The idea of the surgery exact sequence is implicitly present already in the original article of Kervaire and Milnor on the groups of homotopy spheres. In the present terminology we have

 $\mathcal{S}^{DIFF} (S^n) = \Theta^n$

$\mathcal{N}^{DIFF} (S^n) = \Omega^{alm}_n$ the cobordism group of almost framed $n$ manifolds, $\mathcal{N}^{DIFF}_\partial (S^n \times I) = \Omega^{alm}_{n+1}$

$L_n (1) =\mathbb{Z}, 0, \mathbb{Z}_2, 0$ where $n \equiv 0,1,2,3$ mod $4$ (recall the $4$-periodicity of the L-groups)

The surgery exact sequence in this case is an exact sequence of abelian groups. In addition to the above identifications we have

 $bP^{n+1} = \mathrm{ker} (\eta \colon \mathcal{S}^{DIFF} (S^n) \to \mathcal{N}^{DIFF} (S^n)) = \mathrm{coker} (\theta \colon \mathcal{N}^{DIFF}_\partial (S^n \times I) \to L_{n+1} (1))$

Because the odd-dimensional L-groups are trivial one obtains these exact sequences:

 $0 \to \Theta^{4i} \to \Omega^{alm}_{4i} \to \mathbb{Z} \to bP^{4i} \to 0$

 $0 \to \Theta^{4i-2} \to \Omega^{alm}_{4i-2} \to \mathbb{Z}/2 \to bP^{4i-2} \to 0$

 $0 \to bP^{2j} \to \Theta^{2j-1} \to \Omega^{alm}_{2j-1} \to 0$

The results of Kervaire and Milnor are obtained by studying the middle map in the first two sequences and by relating the groups $\Omega_i^{alm}$ to stable homotopy theory.

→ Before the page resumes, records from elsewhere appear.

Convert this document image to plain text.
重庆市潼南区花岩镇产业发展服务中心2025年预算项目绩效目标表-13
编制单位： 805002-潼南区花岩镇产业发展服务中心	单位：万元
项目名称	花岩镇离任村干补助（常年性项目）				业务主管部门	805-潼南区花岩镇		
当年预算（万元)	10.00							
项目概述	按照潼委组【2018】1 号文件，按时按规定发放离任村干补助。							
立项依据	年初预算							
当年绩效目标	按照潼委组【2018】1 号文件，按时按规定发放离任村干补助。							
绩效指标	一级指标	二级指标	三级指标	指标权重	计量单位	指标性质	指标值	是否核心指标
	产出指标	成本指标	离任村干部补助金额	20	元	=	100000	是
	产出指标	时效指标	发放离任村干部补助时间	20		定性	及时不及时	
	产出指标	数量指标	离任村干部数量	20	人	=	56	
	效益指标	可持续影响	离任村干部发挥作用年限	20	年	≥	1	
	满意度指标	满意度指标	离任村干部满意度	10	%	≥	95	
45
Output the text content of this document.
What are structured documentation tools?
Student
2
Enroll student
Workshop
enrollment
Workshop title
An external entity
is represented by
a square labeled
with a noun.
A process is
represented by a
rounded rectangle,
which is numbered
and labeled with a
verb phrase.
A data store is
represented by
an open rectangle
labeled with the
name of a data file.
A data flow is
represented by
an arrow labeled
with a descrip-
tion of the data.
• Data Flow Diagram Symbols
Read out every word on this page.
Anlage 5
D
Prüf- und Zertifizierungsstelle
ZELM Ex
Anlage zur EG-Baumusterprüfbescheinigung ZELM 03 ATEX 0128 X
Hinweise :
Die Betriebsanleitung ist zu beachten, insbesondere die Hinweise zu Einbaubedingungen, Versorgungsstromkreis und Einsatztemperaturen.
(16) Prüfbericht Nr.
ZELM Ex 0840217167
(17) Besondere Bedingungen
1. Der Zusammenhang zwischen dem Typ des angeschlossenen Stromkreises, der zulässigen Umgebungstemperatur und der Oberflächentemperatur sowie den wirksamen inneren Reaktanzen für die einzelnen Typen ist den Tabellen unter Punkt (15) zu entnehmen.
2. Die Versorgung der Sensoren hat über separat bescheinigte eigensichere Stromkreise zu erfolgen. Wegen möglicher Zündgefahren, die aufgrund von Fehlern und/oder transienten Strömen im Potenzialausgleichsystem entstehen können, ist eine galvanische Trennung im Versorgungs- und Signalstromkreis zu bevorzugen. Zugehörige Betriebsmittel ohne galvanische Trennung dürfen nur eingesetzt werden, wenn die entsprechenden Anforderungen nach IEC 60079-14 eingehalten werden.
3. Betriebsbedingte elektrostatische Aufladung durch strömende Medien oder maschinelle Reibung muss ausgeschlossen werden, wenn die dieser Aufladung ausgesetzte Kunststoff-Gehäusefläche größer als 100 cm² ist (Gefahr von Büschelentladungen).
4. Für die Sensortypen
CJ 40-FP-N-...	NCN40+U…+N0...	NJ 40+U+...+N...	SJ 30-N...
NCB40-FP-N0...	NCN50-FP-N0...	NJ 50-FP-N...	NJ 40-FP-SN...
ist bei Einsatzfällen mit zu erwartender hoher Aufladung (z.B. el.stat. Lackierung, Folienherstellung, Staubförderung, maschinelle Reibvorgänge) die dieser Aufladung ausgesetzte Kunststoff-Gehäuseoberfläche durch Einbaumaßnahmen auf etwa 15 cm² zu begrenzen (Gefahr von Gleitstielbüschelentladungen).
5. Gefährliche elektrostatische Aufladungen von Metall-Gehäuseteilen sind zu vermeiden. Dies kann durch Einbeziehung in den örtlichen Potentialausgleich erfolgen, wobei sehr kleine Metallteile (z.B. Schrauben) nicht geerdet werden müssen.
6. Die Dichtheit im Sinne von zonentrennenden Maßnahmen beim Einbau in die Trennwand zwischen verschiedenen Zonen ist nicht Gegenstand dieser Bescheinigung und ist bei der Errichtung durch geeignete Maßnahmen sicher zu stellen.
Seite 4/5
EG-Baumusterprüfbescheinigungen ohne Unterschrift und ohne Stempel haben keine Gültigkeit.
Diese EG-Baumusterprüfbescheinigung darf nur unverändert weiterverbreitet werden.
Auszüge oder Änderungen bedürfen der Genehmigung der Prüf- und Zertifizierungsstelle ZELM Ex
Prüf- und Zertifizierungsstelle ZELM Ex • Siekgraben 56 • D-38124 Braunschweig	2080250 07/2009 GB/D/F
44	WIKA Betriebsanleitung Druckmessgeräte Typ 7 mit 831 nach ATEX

===2. Topological spheres===

The generalized Poincaré conjecture in dimension $n$ can be phrased as saying that $\mathcal{S}^{TOP} (S^n) = 0$. It has been proved for any $n$ by the work of Smale, Freedman and Perelman. From the surgery exact sequence for $S^n$ for $n \geq 5$ in the topological category we see that

 $\theta \colon \mathcal{N}^{TOP} (S^n) \to L_n (1)$

is an isomorphism. (In fact this can be extended to $n \geq 1$ by some ad-hoc methods.)

===3. Complex projective spaces in the topological category===

The complex projective space $\mathbb{C} P^n$ is a $(2n)$-dimensional topological manifold with $\pi_1 (\mathbb{C} P^n)=1$. In addition it is known that in the case $\pi_1 (X) =1$ in the topological category the surgery obstruction map $\theta$ is always surjective. Hence we have

 $0 \to \mathcal{S}^{TOP} (\mathbb{C} P^n) \to \mathcal{N}^{TOP} (\mathbb{C} P^n) \to L_{2n}(1) \to 0$

From the work of Sullivan one can calculate

 $\mathcal{N} (\mathbb{C} P^n) \cong \oplus_{i=1}^{\lfloor n/2 \rfloor} \mathbb{Z} \oplus \oplus_{i=1}^{\lfloor (n+1)/2 \rfloor} \mathbb{Z}_2$ and hence $\mathcal{S} (\mathbb{C} P^n) \cong \oplus_{i=1}^{\lfloor (n-1)/2 \rfloor} \mathbb{Z} \oplus \oplus_{i=1}^{\lfloor n/2 \rfloor} \mathbb{Z}_2$

===4. Aspherical manifolds in the topological category===

An aspherical $n$-dimensional manifold $X$ is an $n$-manifold such that $\pi_i (X) = 0$ for $i \geq 2$. Hence the only non-trivial homotopy group is $\pi_1 (X)$

One way to state the Borel conjecture is to say that for such $X$ we have that the Whitehead group $Wh (\pi_1 (X))$ is trivial and that

 $\mathcal{S} (X) = 0$

This conjecture was proven in many special cases - for example when $\pi_1 (X)$ is $\mathbb{Z}^n$, when it is the fundamental group of a negatively curved manifold or when it is a word-hyperbolic group or a CAT(0)-group.

The statement is equivalent to showing that the surgery obstruction map to the right of the surgery structure set is injective and the surgery obstruction map to the left of the surgery structure set is surjective. Most of the proofs of the above-mentioned results are done by studying these maps or by studying the assembly maps with which they can be identified. See more details in Borel conjecture, Farrell-Jones Conjecture.